O homem de Mercúrio
Cruzo com o meu amigo Águia Negra na Praça XV de Novembro, em pleno Boulevard dos Tamarindos.
Mas já o tinha visto de longe, rumo à estação de trem, com algo estranho na cabeça que me parecera não uma bacia de barbeiro ou o famoso elmo de Mambrino (o que não seria de espantar, vindo de personagem tão quixotesco em Marechal Hermes), mas um turbante branco de pai-pequeno nagô, saravá. O cara tem peito, pensei comigo, esperando apenas a ocasião de estarmos frente a frente para poder interrogá-lo sobre isso.
Não, não era um turbante.
Agora, que nos cumprimentávamos, percebi que Águia Negra usava no coco raspado a metade do couro vazio de uma bola de futebol. Bola branca. E repintara os gomos, deixando-os branquíssimos. No gomo que lhe protegia a testa desenhara com tinta preta os dizeres:
MERCÚRIO
2025
AB + 51,
o que não significava coisa alguma para ninguém.

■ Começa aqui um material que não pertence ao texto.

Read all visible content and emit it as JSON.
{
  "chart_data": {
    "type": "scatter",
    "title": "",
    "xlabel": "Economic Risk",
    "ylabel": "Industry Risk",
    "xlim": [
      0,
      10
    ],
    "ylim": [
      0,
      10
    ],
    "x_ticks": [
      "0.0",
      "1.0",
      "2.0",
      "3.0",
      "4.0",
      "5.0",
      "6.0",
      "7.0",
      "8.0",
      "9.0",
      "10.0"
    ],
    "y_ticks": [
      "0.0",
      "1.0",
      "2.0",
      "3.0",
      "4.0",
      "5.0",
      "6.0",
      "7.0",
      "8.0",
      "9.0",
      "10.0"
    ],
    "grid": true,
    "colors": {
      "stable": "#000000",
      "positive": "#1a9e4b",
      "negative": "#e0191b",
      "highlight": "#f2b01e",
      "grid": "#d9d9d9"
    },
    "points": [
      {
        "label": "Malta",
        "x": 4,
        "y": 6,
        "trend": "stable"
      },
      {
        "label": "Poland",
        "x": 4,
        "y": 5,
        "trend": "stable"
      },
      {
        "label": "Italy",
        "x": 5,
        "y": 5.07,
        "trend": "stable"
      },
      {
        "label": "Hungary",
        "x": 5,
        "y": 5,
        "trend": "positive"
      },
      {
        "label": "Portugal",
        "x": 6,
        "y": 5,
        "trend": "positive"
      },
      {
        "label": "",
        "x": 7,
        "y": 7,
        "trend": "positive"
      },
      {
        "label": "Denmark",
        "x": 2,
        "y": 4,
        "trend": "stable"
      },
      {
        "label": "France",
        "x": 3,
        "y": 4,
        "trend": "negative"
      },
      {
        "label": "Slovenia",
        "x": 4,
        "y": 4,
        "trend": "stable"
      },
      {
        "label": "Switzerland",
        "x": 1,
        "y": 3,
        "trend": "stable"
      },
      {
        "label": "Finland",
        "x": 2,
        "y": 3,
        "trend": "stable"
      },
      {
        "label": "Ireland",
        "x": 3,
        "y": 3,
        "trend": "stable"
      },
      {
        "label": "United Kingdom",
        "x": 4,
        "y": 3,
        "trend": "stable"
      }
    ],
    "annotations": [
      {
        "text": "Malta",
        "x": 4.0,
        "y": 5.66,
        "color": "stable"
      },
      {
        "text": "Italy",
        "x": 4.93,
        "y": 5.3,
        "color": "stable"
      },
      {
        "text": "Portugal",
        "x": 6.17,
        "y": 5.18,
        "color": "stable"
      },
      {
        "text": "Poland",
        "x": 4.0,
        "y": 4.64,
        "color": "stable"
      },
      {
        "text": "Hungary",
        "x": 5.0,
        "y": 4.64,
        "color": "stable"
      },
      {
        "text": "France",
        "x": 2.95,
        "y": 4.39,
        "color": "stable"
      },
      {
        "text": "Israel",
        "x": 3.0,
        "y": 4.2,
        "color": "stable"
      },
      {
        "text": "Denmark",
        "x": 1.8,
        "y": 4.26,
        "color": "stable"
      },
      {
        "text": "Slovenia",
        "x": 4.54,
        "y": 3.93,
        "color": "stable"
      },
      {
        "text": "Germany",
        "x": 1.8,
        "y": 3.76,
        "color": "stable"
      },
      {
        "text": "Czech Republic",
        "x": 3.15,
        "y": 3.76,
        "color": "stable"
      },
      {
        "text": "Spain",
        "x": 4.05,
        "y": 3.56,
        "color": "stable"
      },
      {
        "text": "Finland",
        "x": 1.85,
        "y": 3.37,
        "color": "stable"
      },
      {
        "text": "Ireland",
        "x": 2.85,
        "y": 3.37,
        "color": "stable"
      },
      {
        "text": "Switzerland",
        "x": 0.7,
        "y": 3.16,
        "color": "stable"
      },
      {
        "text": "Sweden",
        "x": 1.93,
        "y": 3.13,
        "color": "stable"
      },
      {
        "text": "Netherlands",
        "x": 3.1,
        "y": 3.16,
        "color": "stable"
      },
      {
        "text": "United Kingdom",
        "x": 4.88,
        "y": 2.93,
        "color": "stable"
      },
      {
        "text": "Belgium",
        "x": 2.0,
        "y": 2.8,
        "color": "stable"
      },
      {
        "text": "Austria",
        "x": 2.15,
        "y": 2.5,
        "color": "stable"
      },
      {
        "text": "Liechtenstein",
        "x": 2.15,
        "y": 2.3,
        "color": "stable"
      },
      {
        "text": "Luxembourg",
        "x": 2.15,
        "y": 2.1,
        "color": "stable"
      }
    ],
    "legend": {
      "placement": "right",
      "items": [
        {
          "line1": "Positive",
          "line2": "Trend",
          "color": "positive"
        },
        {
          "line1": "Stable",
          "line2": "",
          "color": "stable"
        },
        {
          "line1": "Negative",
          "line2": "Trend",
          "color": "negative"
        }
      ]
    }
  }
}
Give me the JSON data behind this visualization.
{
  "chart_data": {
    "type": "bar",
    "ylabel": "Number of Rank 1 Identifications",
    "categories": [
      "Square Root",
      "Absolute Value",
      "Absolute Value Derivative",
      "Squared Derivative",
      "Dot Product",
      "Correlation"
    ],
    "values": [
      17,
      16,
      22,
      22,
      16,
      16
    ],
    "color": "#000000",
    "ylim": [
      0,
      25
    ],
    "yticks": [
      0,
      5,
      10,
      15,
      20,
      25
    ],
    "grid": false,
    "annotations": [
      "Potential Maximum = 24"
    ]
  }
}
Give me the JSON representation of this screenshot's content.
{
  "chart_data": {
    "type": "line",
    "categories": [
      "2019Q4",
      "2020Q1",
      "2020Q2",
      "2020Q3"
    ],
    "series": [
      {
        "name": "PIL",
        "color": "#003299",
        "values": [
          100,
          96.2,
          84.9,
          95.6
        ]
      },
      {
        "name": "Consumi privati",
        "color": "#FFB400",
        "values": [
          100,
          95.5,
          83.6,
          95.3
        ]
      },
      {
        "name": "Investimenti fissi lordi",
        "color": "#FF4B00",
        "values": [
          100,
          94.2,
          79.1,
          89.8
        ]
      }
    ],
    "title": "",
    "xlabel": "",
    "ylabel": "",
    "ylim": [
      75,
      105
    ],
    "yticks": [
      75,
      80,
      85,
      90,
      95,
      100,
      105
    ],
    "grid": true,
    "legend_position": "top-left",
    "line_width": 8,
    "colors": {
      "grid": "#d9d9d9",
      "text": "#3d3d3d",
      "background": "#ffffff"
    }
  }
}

Permitir que ele reparasse em minha curiosidade seria a maior tolice do mundo — o homem se despejaria numa torrente de explicações descabidas, alugando-me a atenção pelo resto da tarde. Bem, não podia dar outra: eu estava curioso, o cronista dentro de mim estava curioso, e dois camelôs ali perto, que nos observavam com estranheza, também estavam curiosos.
Vai aqui o resumo do resumo do que ele me contou, pois não tenho a coragem de torrar o saco dos visitantes do meu Galho de Arruda com a extensa oração aos tolos do velho tipógrafo da Aeronáutica.
Levantando o fura-bolo direito para o céu, digamos que Águia Negra tenha dito o seguinte, no essencial:
"Sou de Mercúrio. Ou melhor, atualmente moro no planeta Mercúrio, e lá já estamos no ano 2025, bobos de ver como os terráqueos conseguiram ficar mais quentes do que nós. AB é o meu tipo sangüíneo, 51, a cachaça que eu gosto de beber."
Não tenho como refutá-lo. Forçando um pouco, poderia até garantir que ele bebe muito bem da marca de caninha que lhe pagam, mas esse pelo menos contenta-se com Mercúrio e por isso mesmo não vive no mundo da lua.